We are hurtling westward from Atlantic City in the pre-dawn. The fog renders the inky blackness more mysterious than it has a right to. Ghostly clusters of deer feeding in the median and the ditch appear briefly in the dim headlights of our tiny rental. We are speeding toward the river, and Pennsylvania.
By all rights, I should be sleeping soundly. I want to, but I’m at the wheel. Karen is catching a 6 a.m. flight and mine isn’t until 5 in the afternoon, by design. I am going to spend at least the morning in Philadelphia.
The airport is already busy as dawn breaks, and it’s unseasonably warm as I head back toward the city. I want to drive around the city center in the luxury of no commuter traffic and get my bearings. My short list has two items: caffeine and the Liberty Bell.

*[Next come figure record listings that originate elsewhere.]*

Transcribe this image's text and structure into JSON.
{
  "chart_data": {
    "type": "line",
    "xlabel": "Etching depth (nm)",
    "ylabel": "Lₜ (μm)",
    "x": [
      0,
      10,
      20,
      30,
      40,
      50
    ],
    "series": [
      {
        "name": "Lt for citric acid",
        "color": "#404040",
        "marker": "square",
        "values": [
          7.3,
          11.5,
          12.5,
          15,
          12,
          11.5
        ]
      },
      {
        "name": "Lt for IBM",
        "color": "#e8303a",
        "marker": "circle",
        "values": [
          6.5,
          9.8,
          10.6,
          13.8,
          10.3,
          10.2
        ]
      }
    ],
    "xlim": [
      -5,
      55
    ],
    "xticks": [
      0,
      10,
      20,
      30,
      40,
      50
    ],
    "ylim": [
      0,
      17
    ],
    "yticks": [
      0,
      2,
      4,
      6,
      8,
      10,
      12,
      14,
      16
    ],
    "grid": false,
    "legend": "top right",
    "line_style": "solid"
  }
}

Philadelphia’s layout is easy to grasp and there are many signs pointing the way to historical attractions. Still, I roll to a stop at the intersection closest to the Bell itself without knowing. It’s encased in a low, angular building the length of a long block, unseen from the street. A state trooper-like sort with a sidearm appears on the sidewalk to my left. He gives me, the only car in sight, more than a once over. I feel the need to keep moving.
Now I’m heading south toward the district called Society Hill on my map. I’m passing tiny, pre-revolutionary streets the size of alleys. The sunlight dapples on the pavement through a surprising number of trees. Doorways have shiny knockers and windows are adorned with boxes of flowers. It could be a morning two hundred and fifty years ago.
I slowly drive the streets in rows, like traveling the aisles in a grocery. This time, delectable treats and tempting wares are architectural festoons with 18th century sensibilities: pediments and wavy glass, brass and wooden louvers, the hint of a lace curtain. I turn northward again, giddy as a gastronome, my sugar high the sweetness of living history.
Across from the Betsy Ross house on Arch Street, I find a Starbucks just opened, coyly designed with equal parts disguise and homage to its historical building. I find a parking spot a half block down and spot a Pug’s morning constitutional two car lengths ahead. Fastidiously waiting on its pajama-clad owner of the baggie’d hand, it gives me a baleful look. No matter. It’s morning in Philadephia and I’ve now got a place to be.
I take a window seat with my chai tea to watch the neighborhood awaken. Determined suits are emerging and heading to work and prams are pushed by mothers in cotton skirts and sandals. Great Danes, Labradors and other surprisingly large beasts appear on leash, ambling past. I’m a voyeur, set up with a netbook as a decoy. I sip and look, thinking everyone appears surprisingly relaxed for a Monday. Perhaps it’s the sun. Or perhaps it’s the unseasonable heat of the day to come.
Still only 7:30 a.m. I decide to walkabout myself. The front door to the tiny Betsy Ross house is practically on the street. It doesn’t seem large enough to have held the flag inside. I realize the house is part of an enclave forming around a garden behind a picket fence. It’s too early by far for a properly-guided visit, though, so I walk on.
This is a neighborhood of shops and small businesses. There are newer buildings of condos in floors above, but scale and vintage has been acknowledged and honored when construction is actually new. Warehouses and machine sheds are down alleyways, and side streets of more modest dwellings of brick, stone and wood. I walk through the middle of a block past workmen’s vans and an air compressor’s whoosh. There’s a charming mix of gentrification, trendy, and everyday regular.
I spy an ancient hardware store, alas not open, and several showrooms “to the trade only” with fabrics, wood furniture, and fixtures. I pass a woman unlocking her business door between a pair of musty-looking windows in a rickety wood facade. The tableau of dusty papers and boxes looks as if it were undisturbed for at least 50 years. She is using a skeleton key.
It’s time to move my car. I have no change, needed for the meter after 8 a.m. Traffic is still light enough to pull out without waiting, and I turn left toward the city center.
I imagine I am heading south on bricks and cobbles trod by household names. This morning they are traveled by ordinary patriots, like you and me.